Une nouvelle étude de synthèse rapportée par la BBC indique que les adultes pratiquant environ deux heures de musculation par semaine réduisent leur risque de mortalité précoce de manière mesurable par rapport à ceux qui n'en font aucune. Les résultats suggèrent qu'en complément des activités cardiovasculaires telles que la course à pied ou le vélo, l'activité de résistance a également un impact significatif à long terme sur les indicateurs de santé.
L'étude réunit les données de 16 enquêtes de cohorte menées au Royaume-Uni, aux États-Unis et au Japon depuis septembre 2024. Plus de 1,2 million d'adultes ont été analysés. L'auteur principal, le Dr Haruki Momma, chercheur en épidémiologie de santé publique à l'université de Tohoku, a déclaré à la BBC : 'nous avons observé l'effet protecteur de la musculation dans pratiquement tous les groupes d'âge'.
L'étude indique que les personnes pratiquant entre 30 et 60 minutes de musculation par semaine présentaient une baisse du risque de mortalité de 10 à 17 % par rapport à celles qui n'en faisaient pas. Lorsque le volume hebdomadaire est porté entre 60 et 130 minutes, la baisse atteint 20 à 25 %. Au-delà de 130 minutes, le bénéfice semble plafonner, l'augmentation de la durée n'apportant pas d'avantage supplémentaire.
L'impact sur la prévention cardiovasculaire est particulièrement notable. L'étude relève une baisse de 17 % du risque de mortalité par maladie cardiaque et circulatoire parmi les pratiquants réguliers. Chez les adultes atteints de diabète de type 2, les personnes ayant pratiqué un travail de résistance présentaient une baisse nette du risque de complications liées au diabète.
La conseillère scientifique principale de la British Heart Foundation, le Dr Sonya Babu-Narayan, a déclaré à la BBC que les résultats 'suggèrent que les recommandations de santé publique devraient porter non seulement sur l'aérobic mais aussi sur le travail de force'. Elle a ajouté que les programmes à domicile pouvaient également entrer dans ce cadre.
La musculation ne signifie pas, contrairement à une idée répandue, seulement soulever des poids en salle. Les notes méthodologiques de l'étude indiquent que les participants utilisant des bandes de résistance, pratiquant des exercices au poids du corps comme les planches et les pompes, ou faisant du Pilates étaient également inclus dans la catégorie 'musculation'. Cette diversité renforce l'applicabilité des résultats à une population large.
Le processus de perte musculaire liée à l'âge, dit sarcopénie, est un thème central de l'étude. Après 50 ans, la masse musculaire diminue en moyenne de 1 à 2 % par an, contribuant aux chutes et à une perte plus générale de mobilité. L'entraînement en résistance a une importance clinique pour ralentir ce déclin.
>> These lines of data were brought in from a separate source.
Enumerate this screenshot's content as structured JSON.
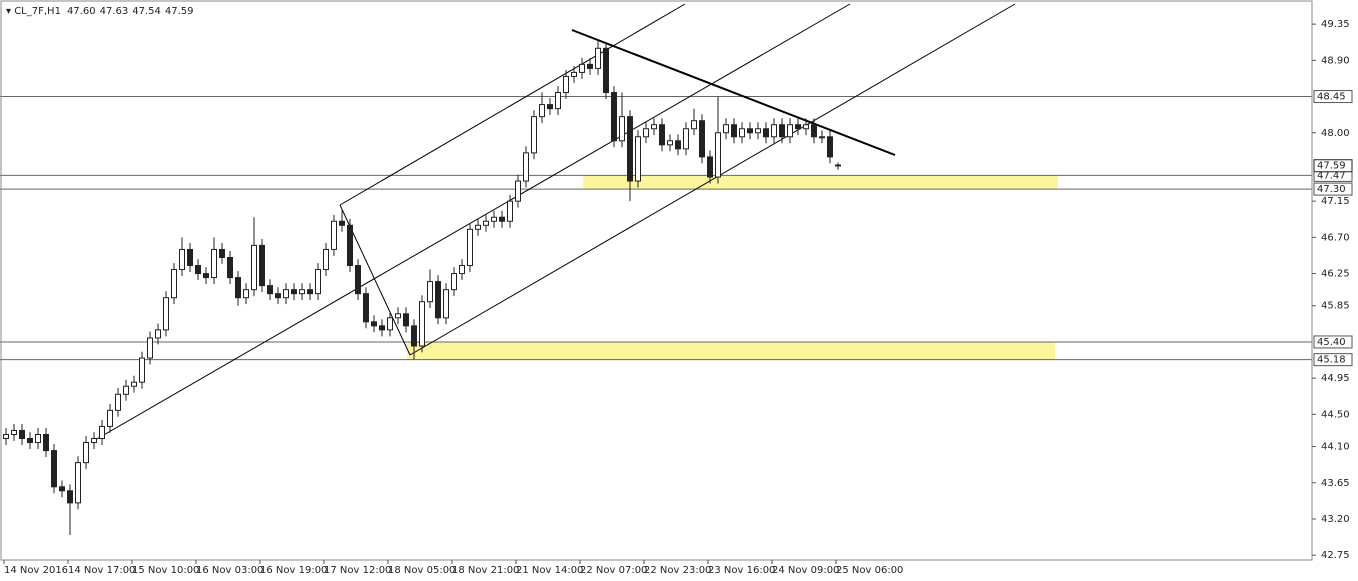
{
  "chart_data": {
    "type": "candlestick",
    "symbol": "CL_7F,H1",
    "header_ohlc": [
      "47.60",
      "47.63",
      "47.54",
      "47.59"
    ],
    "ylim": [
      42.69,
      49.65
    ],
    "yticks": [
      {
        "value": 49.35,
        "label": "49.35"
      },
      {
        "value": 48.9,
        "label": "48.90"
      },
      {
        "value": 48.0,
        "label": "48.00"
      },
      {
        "value": 47.15,
        "label": "47.15"
      },
      {
        "value": 46.7,
        "label": "46.70"
      },
      {
        "value": 46.25,
        "label": "46.25"
      },
      {
        "value": 45.85,
        "label": "45.85"
      },
      {
        "value": 44.95,
        "label": "44.95"
      },
      {
        "value": 44.5,
        "label": "44.50"
      },
      {
        "value": 44.1,
        "label": "44.10"
      },
      {
        "value": 43.65,
        "label": "43.65"
      },
      {
        "value": 43.2,
        "label": "43.20"
      },
      {
        "value": 42.75,
        "label": "42.75"
      }
    ],
    "levels": [
      {
        "value": 48.45,
        "label": "48.45"
      },
      {
        "value": 47.47,
        "label": "47.47"
      },
      {
        "value": 47.3,
        "label": "47.30"
      },
      {
        "value": 45.4,
        "label": "45.40"
      },
      {
        "value": 45.18,
        "label": "45.18"
      }
    ],
    "current_price": {
      "value": 47.59,
      "label": "47.59"
    },
    "x_labels": [
      "14 Nov 2016",
      "14 Nov 17:00",
      "15 Nov 10:00",
      "16 Nov 03:00",
      "16 Nov 19:00",
      "17 Nov 12:00",
      "18 Nov 05:00",
      "18 Nov 21:00",
      "21 Nov 14:00",
      "22 Nov 07:00",
      "22 Nov 23:00",
      "23 Nov 16:00",
      "24 Nov 09:00",
      "25 Nov 06:00"
    ],
    "candles": [
      [
        44.2,
        44.33,
        44.12,
        44.25
      ],
      [
        44.25,
        44.38,
        44.17,
        44.3
      ],
      [
        44.3,
        44.38,
        44.12,
        44.2
      ],
      [
        44.2,
        44.28,
        44.07,
        44.15
      ],
      [
        44.15,
        44.33,
        44.07,
        44.25
      ],
      [
        44.25,
        44.33,
        43.97,
        44.05
      ],
      [
        44.05,
        44.13,
        43.52,
        43.6
      ],
      [
        43.6,
        43.68,
        43.47,
        43.55
      ],
      [
        43.55,
        43.63,
        43.0,
        43.4
      ],
      [
        43.4,
        43.98,
        43.32,
        43.9
      ],
      [
        43.9,
        44.23,
        43.82,
        44.15
      ],
      [
        44.15,
        44.28,
        44.07,
        44.2
      ],
      [
        44.2,
        44.43,
        44.12,
        44.35
      ],
      [
        44.35,
        44.63,
        44.27,
        44.55
      ],
      [
        44.55,
        44.83,
        44.47,
        44.75
      ],
      [
        44.75,
        44.93,
        44.67,
        44.85
      ],
      [
        44.85,
        44.98,
        44.77,
        44.9
      ],
      [
        44.9,
        45.28,
        44.82,
        45.2
      ],
      [
        45.2,
        45.53,
        45.12,
        45.45
      ],
      [
        45.45,
        45.63,
        45.37,
        45.55
      ],
      [
        45.55,
        46.03,
        45.47,
        45.95
      ],
      [
        45.95,
        46.38,
        45.87,
        46.3
      ],
      [
        46.3,
        46.7,
        46.22,
        46.55
      ],
      [
        46.55,
        46.63,
        46.27,
        46.35
      ],
      [
        46.35,
        46.43,
        46.17,
        46.25
      ],
      [
        46.25,
        46.33,
        46.12,
        46.2
      ],
      [
        46.2,
        46.7,
        46.12,
        46.55
      ],
      [
        46.55,
        46.63,
        46.37,
        46.45
      ],
      [
        46.45,
        46.53,
        46.12,
        46.2
      ],
      [
        46.2,
        46.28,
        45.85,
        45.95
      ],
      [
        45.95,
        46.13,
        45.87,
        46.05
      ],
      [
        46.05,
        46.95,
        45.97,
        46.6
      ],
      [
        46.6,
        46.68,
        46.02,
        46.1
      ],
      [
        46.1,
        46.18,
        45.92,
        46.0
      ],
      [
        46.0,
        46.08,
        45.87,
        45.95
      ],
      [
        45.95,
        46.13,
        45.87,
        46.05
      ],
      [
        46.05,
        46.13,
        45.92,
        46.0
      ],
      [
        46.0,
        46.13,
        45.92,
        46.05
      ],
      [
        46.05,
        46.13,
        45.92,
        46.0
      ],
      [
        46.0,
        46.38,
        45.92,
        46.3
      ],
      [
        46.3,
        46.63,
        46.22,
        46.55
      ],
      [
        46.55,
        46.98,
        46.47,
        46.9
      ],
      [
        46.9,
        47.05,
        46.77,
        46.85
      ],
      [
        46.85,
        46.93,
        46.27,
        46.35
      ],
      [
        46.35,
        46.43,
        45.92,
        46.0
      ],
      [
        46.0,
        46.08,
        45.57,
        45.65
      ],
      [
        45.65,
        45.73,
        45.52,
        45.6
      ],
      [
        45.6,
        45.68,
        45.47,
        45.55
      ],
      [
        45.55,
        45.78,
        45.47,
        45.7
      ],
      [
        45.7,
        45.83,
        45.62,
        45.75
      ],
      [
        45.75,
        45.83,
        45.52,
        45.6
      ],
      [
        45.6,
        45.68,
        45.18,
        45.35
      ],
      [
        45.35,
        45.98,
        45.27,
        45.9
      ],
      [
        45.9,
        46.3,
        45.82,
        46.15
      ],
      [
        46.15,
        46.23,
        45.62,
        45.7
      ],
      [
        45.7,
        46.13,
        45.62,
        46.05
      ],
      [
        46.05,
        46.33,
        45.97,
        46.25
      ],
      [
        46.25,
        46.43,
        46.17,
        46.35
      ],
      [
        46.35,
        46.88,
        46.27,
        46.8
      ],
      [
        46.8,
        46.93,
        46.72,
        46.85
      ],
      [
        46.85,
        46.98,
        46.77,
        46.9
      ],
      [
        46.9,
        47.03,
        46.82,
        46.95
      ],
      [
        46.95,
        47.03,
        46.82,
        46.9
      ],
      [
        46.9,
        47.23,
        46.82,
        47.15
      ],
      [
        47.15,
        47.48,
        47.07,
        47.4
      ],
      [
        47.4,
        47.83,
        47.32,
        47.75
      ],
      [
        47.75,
        48.28,
        47.67,
        48.2
      ],
      [
        48.2,
        48.5,
        48.12,
        48.35
      ],
      [
        48.35,
        48.43,
        48.22,
        48.3
      ],
      [
        48.3,
        48.58,
        48.22,
        48.5
      ],
      [
        48.5,
        48.78,
        48.42,
        48.7
      ],
      [
        48.7,
        48.83,
        48.62,
        48.75
      ],
      [
        48.75,
        48.93,
        48.67,
        48.85
      ],
      [
        48.85,
        48.93,
        48.72,
        48.8
      ],
      [
        48.8,
        49.15,
        48.72,
        49.05
      ],
      [
        49.05,
        49.13,
        48.42,
        48.5
      ],
      [
        48.5,
        48.58,
        47.82,
        47.9
      ],
      [
        47.9,
        48.5,
        47.82,
        48.2
      ],
      [
        48.2,
        48.28,
        47.15,
        47.4
      ],
      [
        47.4,
        48.03,
        47.32,
        47.95
      ],
      [
        47.95,
        48.13,
        47.87,
        48.05
      ],
      [
        48.05,
        48.18,
        47.97,
        48.1
      ],
      [
        48.1,
        48.18,
        47.77,
        47.85
      ],
      [
        47.85,
        47.98,
        47.77,
        47.9
      ],
      [
        47.9,
        47.98,
        47.72,
        47.8
      ],
      [
        47.8,
        48.13,
        47.72,
        48.05
      ],
      [
        48.05,
        48.3,
        47.97,
        48.15
      ],
      [
        48.15,
        48.23,
        47.62,
        47.7
      ],
      [
        47.7,
        47.78,
        47.37,
        47.45
      ],
      [
        47.45,
        48.45,
        47.37,
        48.0
      ],
      [
        48.0,
        48.18,
        47.92,
        48.1
      ],
      [
        48.1,
        48.18,
        47.87,
        47.95
      ],
      [
        47.95,
        48.13,
        47.87,
        48.05
      ],
      [
        48.05,
        48.13,
        47.92,
        48.0
      ],
      [
        48.0,
        48.13,
        47.92,
        48.05
      ],
      [
        48.05,
        48.13,
        47.87,
        47.95
      ],
      [
        47.95,
        48.18,
        47.87,
        48.1
      ],
      [
        48.1,
        48.18,
        47.87,
        47.95
      ],
      [
        47.95,
        48.18,
        47.87,
        48.1
      ],
      [
        48.1,
        48.18,
        47.97,
        48.05
      ],
      [
        48.05,
        48.18,
        47.97,
        48.1
      ],
      [
        48.1,
        48.18,
        47.87,
        47.95
      ],
      [
        47.95,
        48.03,
        47.87,
        47.95
      ],
      [
        47.95,
        48.03,
        47.62,
        47.7
      ],
      [
        47.6,
        47.63,
        47.54,
        47.59
      ]
    ]
  }
}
Les limites de l'étude ont également été soulignées. La recherche est observationnelle, et les participants étaient évalués selon une durée d'exercice auto-déclarée, ce qui comporte un risque de biais de déclaration. Les données provenaient en majorité d'une population blanche, et les auteurs ont insisté sur la nécessité de confirmer les résultats dans d'autres groupes ethniques.
La professeure Charlotte Edwardson, membre du comité d'orientation des recommandations d'exercice du NHS, a déclaré que l'étude était importante pour la politique de santé publique : 'Seulement 28 % des adultes au Royaume-Uni respectent actuellement les recommandations existantes en matière de musculation. Augmenter ce chiffre pourrait avoir un impact mesurable sur la mortalité à long terme.' Cette remarque sera prise en compte dans la prochaine révision du National Institute for Health and Care Excellence.
Les spécialistes indiquent que les adultes débutant la musculation devraient commencer par des poids légers et progresser par des séances de 20 à 30 minutes réparties sur trois jours par semaine. La recommandation générale est de pratiquer des exercices de résistance ciblant les grands groupes musculaires. Cet article ne constitue pas un conseil médical ; les personnes présentant des conditions de santé particulières doivent consulter leur médecin.